National Dizzy and Balance Center (NDBC) specializes in diagnosis and rehabilitative treatments and an individualized, multidisciplinary approach to addressing dizziness, vertigo and balance disorders.
Neurotologic conditions, such as dizziness, vertigo and balance problems, can have a variety of causes, including traumatic brain injuries such as concussions, neurological disease, vestibular disorder or a combination of these issues. At NDBC, providers are well-equipped to assist patients in overcoming these challenges.
“We see a wide spectrum of patients,” says Kenneth Ginkel, Co-founder and Manager at NDBC. “They may have vertigo related to an ear infection or trouble staying on their feet due to peripheral neuropathy caused by diabetes. In each case, we’re ready to identify the cause and help patients find relief.”
Due to the varied nature of the disorders their patients face, NDBC providers utilize a detailed evaluation process and advanced diagnostic equipment, much of which is typically seen only in academic centers or university hospitals, to help them make accurate and complete diagnoses.
“We have specialized equipment at every one of our locations,” Ginkel says. “Patients can be tested and treated at a single outpatient clinic for added convenience and continuity of care.”
The Right Tools
To craft an accurate care plan, the NDBC team conducts a thorough patient evaluation that determines whether the patient needs and is capable of physical or occupational therapy for a neurotologic condition. Physicians lead this initial workup, coordinating with a team that includes doctors of audiology and physical and occupational therapists.
One of the key pieces of diagnostic equipment at NDBC is the SMART EquiTest system, which is used to perform computerized dynamic posturography (CDP). This test measures the functionality of patients’ visual, sensory and vestibular systems to determine which are impaired and to what degree.
“CDP was developed by NASA 20 years ago to examine astronauts’ vestibular systems in weightless environments,” Ginkel says. “Now, we use this test for initial evaluations of patients to assess whether they’re appropriate candidates for rehabilitation and also to check their progress during treatment.”
The CDP test can also be used in combination with videonystagmography (VNG) to diagnose the cause of a patient’s condition. VNG tests patients’ inner-ear and central motor functions to determine if they have a vestibular disease and pinpoints whether the condition is present in one or both ears by stimulating patients’ inner ears with warm and cold air through a process called caloric testing.
To obtain a complete understanding of the patient’s condition, rotational chair testing is typically ordered alongside VNG to help determine whether the balance disorder originates in the vestibular or neurological system and to confirm diagnosis.
“Rotational chair testing is the gold standard for diagnosing bilateral vestibular disorders,” Ginkel says. “We use this testing to evaluate how well a patient’s brain has already compensated for a vestibular disorder. If the brain hasn’t compensated enough, we pursue compensative rehabilitation for the patient that helps the brain do so properly and effectively. Otherwise, we can pursue adaptive rehabilitation for the patient to help him or her acclimate.”

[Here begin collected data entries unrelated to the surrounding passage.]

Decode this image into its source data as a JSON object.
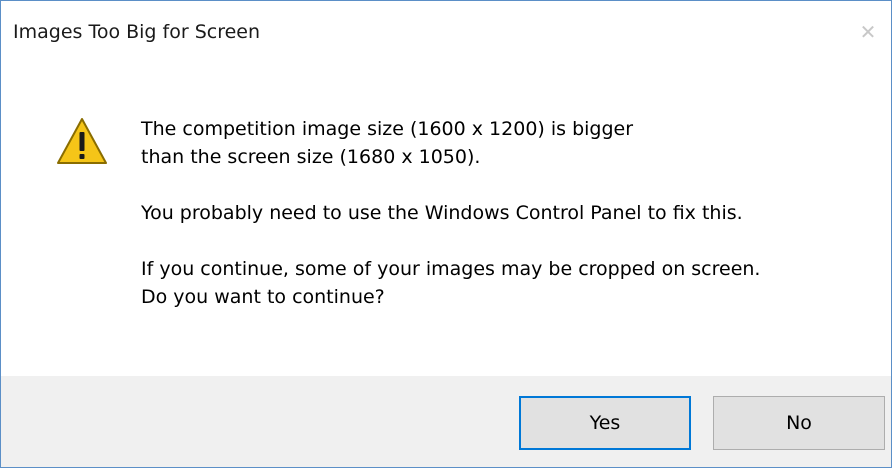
{
  "window": {
    "title": "Images Too Big for Screen",
    "close_glyph": "✕"
  },
  "icon": {
    "name": "warning-icon",
    "fill_color": "#f5c518",
    "stroke_color": "#8a6d00",
    "mark_color": "#1a1a1a"
  },
  "message": {
    "line1": "The competition image size (1600 x 1200) is bigger",
    "line2": "than the screen size (1680 x 1050).",
    "line3": "You probably need to use the Windows Control Panel to fix this.",
    "line4": "If you continue, some of your images may be cropped on screen.",
    "line5": "Do you want to continue?"
  },
  "buttons": {
    "yes_label": "Yes",
    "no_label": "No"
  },
  "colors": {
    "window_border": "#5b8fc7",
    "footer_bg": "#f0f0f0",
    "default_button_border": "#0078d7"
  }
}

The Importance of Early Intervention
Once a diagnosis is confirmed, audiologists and physical therapists conduct further testing, which is used to develop a final, individualized treatment plan.

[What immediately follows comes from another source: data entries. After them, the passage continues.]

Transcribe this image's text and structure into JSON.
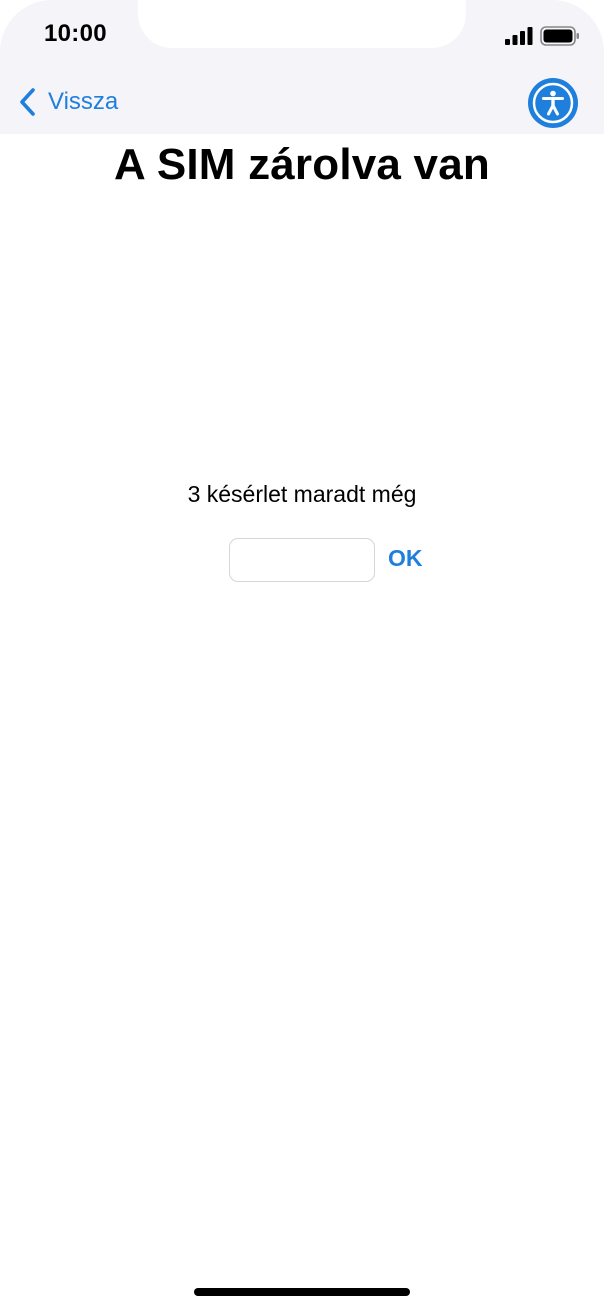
{
  "status_bar": {
    "time": "10:00",
    "signal_icon": "cellular-signal-icon",
    "battery_icon": "battery-full-icon"
  },
  "nav": {
    "back_label": "Vissza",
    "back_icon": "chevron-left-icon",
    "accessibility_icon": "accessibility-icon"
  },
  "main": {
    "title": "A SIM zárolva van",
    "attempts_text": "3 késérlet maradt még",
    "pin_input": {
      "value": "",
      "placeholder": ""
    },
    "ok_label": "OK"
  },
  "colors": {
    "accent": "#1f7fdd",
    "top_bar_background": "#f4f4f9",
    "text": "#000000"
  }
}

“Some patients who come to us are already taking medication, but it’s important to note that some medications can inhibit the vestibular system from compensating for neurotologic conditions,” Ginkel says. “This can cause a permanent vestibular deficit for patients, so we take steps to wean them off potentially harmful medications as early as possible.”
Treatment typically includes a combination of physical or occupational therapies to recalibrate patients’ vestibulo-ocular reflex. Once physicians and audiologists have determined which sensory input is not working correctly, therapists focus on isolating that input, leading patients through exercises that stimulate it.
When the optimal therapy is administered in a timely manner, patients typically experience rapid improvement.
“If patients come to one of our clinics within 30 days of symptom onset, they can often make 70 percent of their total gains within the first 30 days of therapy,” Ginkel says. “It’s important to refer patients into the clinic early rather than have them wait because they can miss the window for a better outcome.”